Inflation remains a significant burden which makes it harder for savings to generate real returns, Moneyfactscompare.co.uk said (Nick Ansell/PA Archive) - (PA Archive)

Savers who stay loyal to their providers could potentially risk missing out on the most competitive returns as some rates dip, a financial information website is warning.

The average one-year fixed bond rate on the market was 3.99% at the start of October, while the top rate paid 4.45%, according to analysis by Moneyfactscompare.co.uk.

A year ago, the top one-year fixed bond rate was 4.95% and the average rate was 4.30%.

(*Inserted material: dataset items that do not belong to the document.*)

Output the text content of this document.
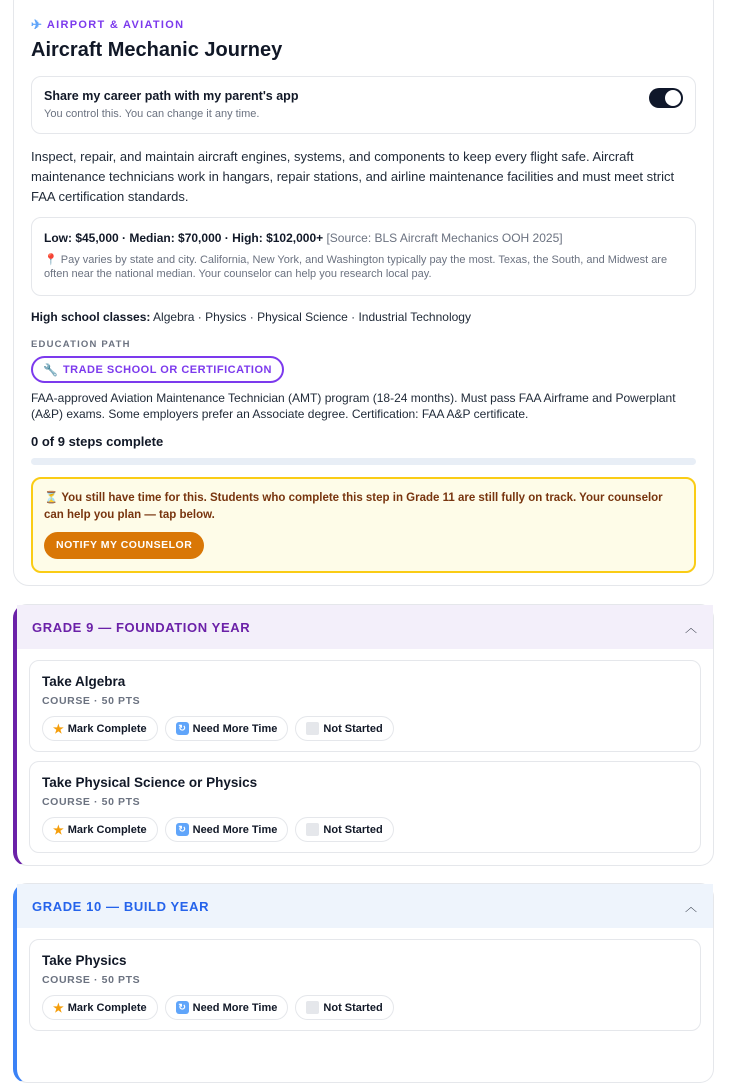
✈ AIRPORT & AVIATION
Aircraft Mechanic Journey
Share my career path with my parent's app
You control this. You can change it any time.
Inspect, repair, and maintain aircraft engines, systems, and components to keep every flight safe. Aircraft maintenance technicians work in hangars, repair stations, and airline maintenance facilities and must meet strict FAA certification standards.
Low: $45,000 · Median: $70,000 · High: $102,000+ [Source: BLS Aircraft Mechanics OOH 2025]
📍 Pay varies by state and city. California, New York, and Washington typically pay the most. Texas, the South, and Midwest are often near the national median. Your counselor can help you research local pay.
High school classes: Algebra · Physics · Physical Science · Industrial Technology
EDUCATION PATH
🔧 TRADE SCHOOL OR CERTIFICATION
FAA-approved Aviation Maintenance Technician (AMT) program (18-24 months). Must pass FAA Airframe and Powerplant (A&P) exams. Some employers prefer an Associate degree. Certification: FAA A&P certificate.
0 of 9 steps complete
⏳ You still have time for this. Students who complete this step in Grade 11 are still fully on track. Your counselor can help you plan — tap below.
NOTIFY MY COUNSELOR
GRADE 9 — FOUNDATION YEAR	︿
Take Algebra
COURSE · 50 PTS
★ Mark Complete	↻ Need More Time	Not Started
Take Physical Science or Physics
COURSE · 50 PTS
★ Mark Complete	↻ Need More Time	Not Started
GRADE 10 — BUILD YEAR	︿
Take Physics
COURSE · 50 PTS
★ Mark Complete	↻ Need More Time	Not Started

The average three-year bond in early October was 3.92%, having edged down from 3.93% a year earlier. The top three-year fix in early October was 4.45%, down from 4.72% in October 2024.

Five-year bonds have remained more steady over the past year.

The top five-year fix on the market in early October was 4.64% – unchanged from the top rate a year ago.

The average five-year rate on the market in early October was 3.96% – which is higher than a year ago at 3.81%.

Average interest rates were based on a £10,000 deposit as at the start of the month.

The change over the past year in the top one-year bond means that, for example, a year ago, someone with £10,000 to put away for a year could have earned £495 on their pot, but now with the top rate they would get £50 less, at £445.

Caitlyn Eastell, a spokesperson at Moneyfactscompare.co.uk, said: “Inflation remains a significant burden which makes it harder for savings to generate real returns. It’s crucial that savers are proactively searching for the most competitive deals, especially if they pay below 3.8% (as the rate of Consumer Prices Index inflation in August was 3.8%).

“Loyalty is not always rewarded, and savers could be missing out on a significant cash bonus.”

Ms Eastell added: “With the future of interest rates still up in the air, some savers may see a greater incentive to lock their cash away for longer.

“Plus, fixed bonds remain a great way to beat base rate cuts.”